The fluid, and repetitive fractal line,
which builds upon itself to create the image, was something I began experimenting with in drawings.
Unfortunately, it was not translating into my familiar technique of painting.

One late night as I was contemplating my frustration, my eyes came to rest on a mirror with an engraved image of a boat floating on a sea of blue glass.
These were the lines I was looking for.
They carried the same textural definition, and I could see that these could be used to translate my drawings into glass.
Experimenting with various diamond wheels, I began cutting and carving the glass, similar to the way a printmaker carves his design in the wood.

In this particular body of work, I am concentrating on the concept of memory of place.
I am interested in how the information carried away from a place is skewed
by the viewer’s perception and by time.
Specifically choosing Central Park’s Bethesda Terrace; a place that I have been on several occasions,
I wanted to explore the accuracy of my memories.

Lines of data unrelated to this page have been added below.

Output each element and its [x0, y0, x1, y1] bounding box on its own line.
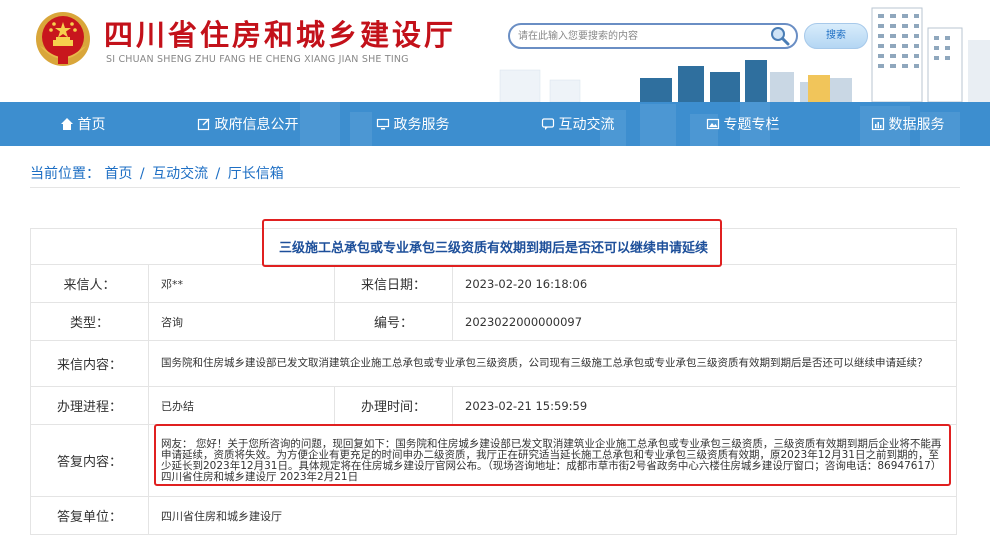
main-nav: 首页 政府信息公开 政务服务 互动交流 专题专栏 数据服务 [0, 102, 990, 146]
nav-data-service[interactable]: 数据服务 [825, 102, 990, 146]
breadcrumb-divider [30, 187, 960, 188]
nav-gov-service[interactable]: 政务服务 [330, 102, 495, 146]
nav-gov-service-label: 政务服务 [393, 117, 450, 133]
breadcrumb-mailbox-link[interactable]: 厅长信箱 [228, 166, 284, 182]
nav-special-topics-label: 专题专栏 [723, 117, 780, 133]
nav-home-label: 首页 [77, 117, 106, 133]
number-label: 编号： [334, 302, 453, 341]
nav-gov-info[interactable]: 政府信息公开 [165, 102, 330, 146]
city-skyline-decoration [499, 7, 990, 102]
handle-time-label: 办理时间： [334, 386, 453, 425]
reply-unit-value: 四川省住房和城乡建设厅 [148, 496, 957, 535]
site-title: 四川省住房和城乡建设厅 [104, 18, 457, 52]
breadcrumb-interaction-link[interactable]: 互动交流 [152, 166, 208, 182]
breadcrumb-separator: / [139, 166, 145, 182]
progress-value: 已办结 [148, 386, 335, 425]
reply-highlight-box [154, 424, 951, 486]
content-value: 国务院和住房城乡建设部已发文取消建筑企业施工总承包或专业承包三级资质，公司现有三… [148, 340, 957, 387]
type-label: 类型： [30, 302, 149, 341]
progress-label: 办理进程： [30, 386, 149, 425]
table-row: 办理进程： 已办结 办理时间： 2023-02-21 15:59:59 [30, 386, 957, 425]
nav-home[interactable]: 首页 [0, 102, 165, 146]
breadcrumb-home-link[interactable]: 首页 [104, 166, 132, 182]
letter-detail-table: 三级施工总承包或专业承包三级资质有效期到期后是否还可以继续申请延续 来信人： 邓… [30, 228, 957, 535]
image-icon [706, 118, 719, 130]
number-value: 2023022000000097 [452, 302, 957, 341]
breadcrumb-separator: / [215, 166, 221, 182]
handle-time-value: 2023-02-21 15:59:59 [452, 386, 957, 425]
reply-unit-label: 答复单位： [30, 496, 149, 535]
nav-interaction-label: 互动交流 [558, 117, 615, 133]
table-row: 答复单位： 四川省住房和城乡建设厅 [30, 496, 957, 535]
chat-icon [541, 118, 554, 130]
reply-label: 答复内容： [30, 424, 149, 497]
sender-label: 来信人： [30, 264, 149, 303]
search-button[interactable]: 搜索 [804, 23, 868, 49]
title-highlight-box [262, 219, 722, 267]
site-header: 四川省住房和城乡建设厅 SI CHUAN SHENG ZHU FANG HE C… [0, 0, 990, 102]
content-label: 来信内容： [30, 340, 149, 387]
nav-data-service-label: 数据服务 [888, 117, 945, 133]
home-icon [60, 118, 73, 130]
date-label: 来信日期： [334, 264, 453, 303]
table-row: 来信内容： 国务院和住房城乡建设部已发文取消建筑企业施工总承包或专业承包三级资质… [30, 340, 957, 387]
type-value: 咨询 [148, 302, 335, 341]
nav-gov-info-label: 政府信息公开 [214, 117, 299, 133]
search-box [508, 23, 798, 49]
national-emblem-icon [36, 12, 90, 66]
table-row: 来信人： 邓** 来信日期： 2023-02-20 16:18:06 [30, 264, 957, 303]
monitor-icon [376, 118, 389, 130]
date-value: 2023-02-20 16:18:06 [452, 264, 957, 303]
site-subtitle: SI CHUAN SHENG ZHU FANG HE CHENG XIANG J… [106, 54, 409, 65]
edit-icon [197, 118, 209, 131]
sender-value: 邓** [148, 264, 335, 303]
search-input[interactable] [518, 27, 768, 45]
nav-interaction[interactable]: 互动交流 [495, 102, 660, 146]
chart-icon [871, 117, 884, 131]
nav-special-topics[interactable]: 专题专栏 [660, 102, 825, 146]
breadcrumb-prefix: 当前位置： [30, 166, 100, 182]
breadcrumb: 当前位置： 首页 / 互动交流 / 厅长信箱 [30, 163, 284, 183]
table-row: 类型： 咨询 编号： 2023022000000097 [30, 302, 957, 341]
search-icon[interactable] [770, 26, 790, 46]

I have employed a different technique of remembering in each panel.
A drawing done months after a visit, shows that my mind has replaced the
elaborate balustrade with a much simpler version,
details coming from some stock of images in my mind?
Another source comes from the memory of someone else’s photograph, someone else’s point of view, someone I have never met.
One panel is traced directly from a photo, but quickly becomes a starting point from which I deviate.
As I carve into the glass each one becomes a patchwork of memories,
an imagined landscape.

Each image features a girl; face turned away from the viewer, obscuring her identity.
I have also treated the surface of the glass with silver “mirroring solutions” to add a small reflection.
In both these ways, I invite the viewer to see themselves in the image,
to imagine themselves in this environment,
and create a memory of this place of their own.